Ein dunkles Bewußtsein, daß er seine Geldangelegenheit ins klare gebracht hatte, eine dunkle Erinnerung an das freundschaftliche Benehmen und die schmeichelhaften Äußerungen Serpuchowskois, der ihn als einen Mann betrachtete, den der Staat notwendig brauche, und vor allem die Spannung auf das bevorstehende Stelldichein: alles floß bei ihm zu dem allgemeinen Gefühle der Lebensfreude zusammen. Dieses Gefühl war so stark, daß er unwillkürlich lächelte. Er nahm die Beine von dem Sitze herunter, legte das eine auf das Knie des andern, befühlte die straffe Wade des Beines, das er sich gestern bei dem Sturze verletzt hatte, lehnte sich dann zurück und seufzte mehrmals mit ganzer Brust.
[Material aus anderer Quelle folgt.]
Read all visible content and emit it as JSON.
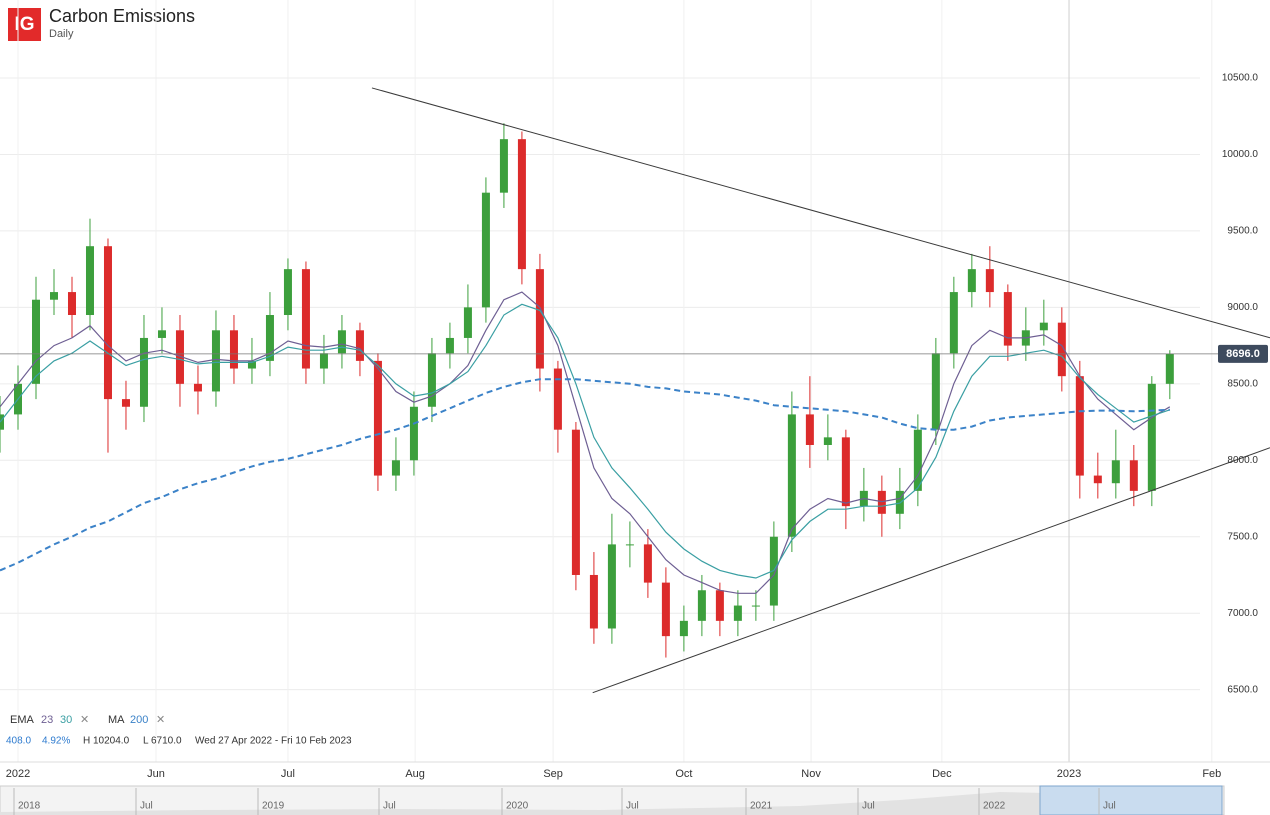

›Gut, sehr gut!‹ sagte er zu sich selbst. Auch früher war er sich oft der Gesundheit und Kraft seines Körpers mit lebhafter Freude bewußt gewesen; aber noch niemals hatte er sich selbst, seinen Körper, so geliebt wie gerade jetzt. Es machte ihm Vergnügen, diesen leichten Schmerz in dem kräftigen Beine zu empfinden; es machte ihm Vergnügen, die Bewegungen seiner Brustmuskeln beim Atmen zu fühlen. Derselbe klare, kalte Augusttag, der dazu beitrug, Anna in eine hoffnungslose Stimmung zu versetzen, wirkte auf ihn ermunternd und belebend und erfrischte ihm Gesicht und Hals, die ihm von dem Übergießen mit Wasser brannten. Der Geruch der Brillantine in seinem Schnurrbart war ihm in dieser frischen Luft besonders angenehm. Alles, was er durch das Wagenfenster sah, alles erschien ihm in dieser kalten, reinen Luft, in dieser blassen Abendbeleuchtung ebenso frisch, heiter und kräftig, wie er selbst es war: die Hausdächer, die in den Strahlen der sinkenden Sonne glänzten, und die scharfen Umrisse der Zäune und Gebäude und die Gestalten der ihm ab und zu begegnenden Fußgänger und Geschirre und das von keinem Lufthauche bewegte grüne Laub der Bäume und Gras der Wiesen und die Kartoffelfelder mit den regelmäßig gezogenen Furchen und die schrägen Schatten, welche die Häuser und die Bäume und die Sträucher und sogar die erhöhten Streifen zwischen den Furchen der Kartoffelfelder warfen, alles war so hübsch wie ein nettes Landschaftsgemälde, das soeben fertiggestellt und lackiert ist.
»Fahr tüchtig zu!« rief er, sich aus dem Fenster beugend, dem Kutscher zu und reichte ihm, als er sich umwandte, einen Dreirubelschein, den er schon vorher aus der Tasche geholt hatte. Die Hand des Kutschers tastete nach der bei der Wagenlaterne steckenden Peitsche; ein energischer Hieb klatschte, und der Wagen rollte schnell auf der ebenen Chaussee dahin.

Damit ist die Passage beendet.